Pipeline Trans Mountain: Victoria emprunte la voie juridique

L’expansion du pipeline Trans Mountain ferait passer la capacité quotidienne de transport de 300 000 barils à 890 000 barils.
Photo: Jonathan Hayward La Presse canadienne L’expansion du pipeline Trans Mountain ferait passer la capacité quotidienne de transport de 300 000 barils à 890 000 barils.

La saga du pipeline Trans Mountain se transporte devant les tribunaux, puisque le gouvernement de la Colombie-Britannique a officiellement demandé jeudi à la Cour d’appel de la province de reconnaître son droit de légiférer pour protéger son territoire contre la « menace » d’un déversement de pétrole.

« Nous avons demandé aux tribunaux de confirmer le pouvoir de la Colombie-Britannique de défendre ses intérêts, afin de clarifier cette question pour aujourd’hui et pour les générations à venir », a fait valoir le premier ministre John Horgan, dans une déclaration écrite.

« Notre gouvernement continuera de se tenir debout pour défendre le droit de protéger l’environnement, l’économie et les côtes de la Colombie-Britannique », a-t-il ajouté.

Concrètement, Victoria espère que la Cour d’appel, le plus haut tribunal de la province, confirmera son droit de mettre en place de nouvelles mesures pour réglementer le transport de pétrole sur le territoire.

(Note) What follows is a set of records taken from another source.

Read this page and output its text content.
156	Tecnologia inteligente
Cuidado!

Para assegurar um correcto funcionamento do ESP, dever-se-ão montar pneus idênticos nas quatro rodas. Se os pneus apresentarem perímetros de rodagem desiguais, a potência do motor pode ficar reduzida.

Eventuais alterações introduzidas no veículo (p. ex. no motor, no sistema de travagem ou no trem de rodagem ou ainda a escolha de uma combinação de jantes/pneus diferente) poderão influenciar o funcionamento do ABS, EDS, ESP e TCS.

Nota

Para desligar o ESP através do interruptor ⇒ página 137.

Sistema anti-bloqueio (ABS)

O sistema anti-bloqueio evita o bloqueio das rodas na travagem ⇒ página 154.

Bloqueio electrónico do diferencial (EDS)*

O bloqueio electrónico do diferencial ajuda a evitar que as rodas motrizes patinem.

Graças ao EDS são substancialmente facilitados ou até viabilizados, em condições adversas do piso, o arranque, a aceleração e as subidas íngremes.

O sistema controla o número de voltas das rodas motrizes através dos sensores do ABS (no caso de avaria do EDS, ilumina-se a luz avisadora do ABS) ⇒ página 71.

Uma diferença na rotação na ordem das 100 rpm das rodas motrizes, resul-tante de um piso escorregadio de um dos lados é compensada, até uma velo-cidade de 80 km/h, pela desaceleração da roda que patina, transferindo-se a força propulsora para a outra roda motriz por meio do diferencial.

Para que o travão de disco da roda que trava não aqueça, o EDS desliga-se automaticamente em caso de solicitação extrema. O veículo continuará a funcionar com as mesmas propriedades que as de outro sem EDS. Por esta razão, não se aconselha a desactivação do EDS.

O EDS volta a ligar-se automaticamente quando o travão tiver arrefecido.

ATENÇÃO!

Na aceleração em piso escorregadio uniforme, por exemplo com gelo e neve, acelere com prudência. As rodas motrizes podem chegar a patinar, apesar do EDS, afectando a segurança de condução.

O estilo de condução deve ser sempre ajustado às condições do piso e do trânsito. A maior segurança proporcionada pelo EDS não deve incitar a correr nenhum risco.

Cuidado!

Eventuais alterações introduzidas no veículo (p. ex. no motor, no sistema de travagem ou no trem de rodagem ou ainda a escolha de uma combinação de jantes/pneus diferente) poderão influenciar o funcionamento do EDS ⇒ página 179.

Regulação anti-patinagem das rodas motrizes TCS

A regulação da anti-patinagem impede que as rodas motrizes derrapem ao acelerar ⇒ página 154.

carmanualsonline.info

Le gouvernement néodémocrate, qui se maintient au pouvoir grâce à un appui du Parti vert, estime qu’un déversement pétrolier « mettrait en danger la santé humaine, l’environnement et les communautés ».

Le recours juridique lancé par la Colombie-Britannique vise donc précisément à restreindre le transport de pétrole brut, une mesure qui pourrait permettre de bloquer la réalisation du projet d’expansion du pipeline Trans Mountain, de la pétrolière texane Kinder Morgan.

Il faut dire que ce projet ferait passer la capacité quotidienne de transport de 300 000 barils à 890 000 barils. Pour exporter tout ce pétrole des sables bitumineux, jusqu’à 34 pétroliers quitteraient chaque mois un port situé à Burnaby, en banlieue de Vancouver, contre 5 pétroliers actuellement.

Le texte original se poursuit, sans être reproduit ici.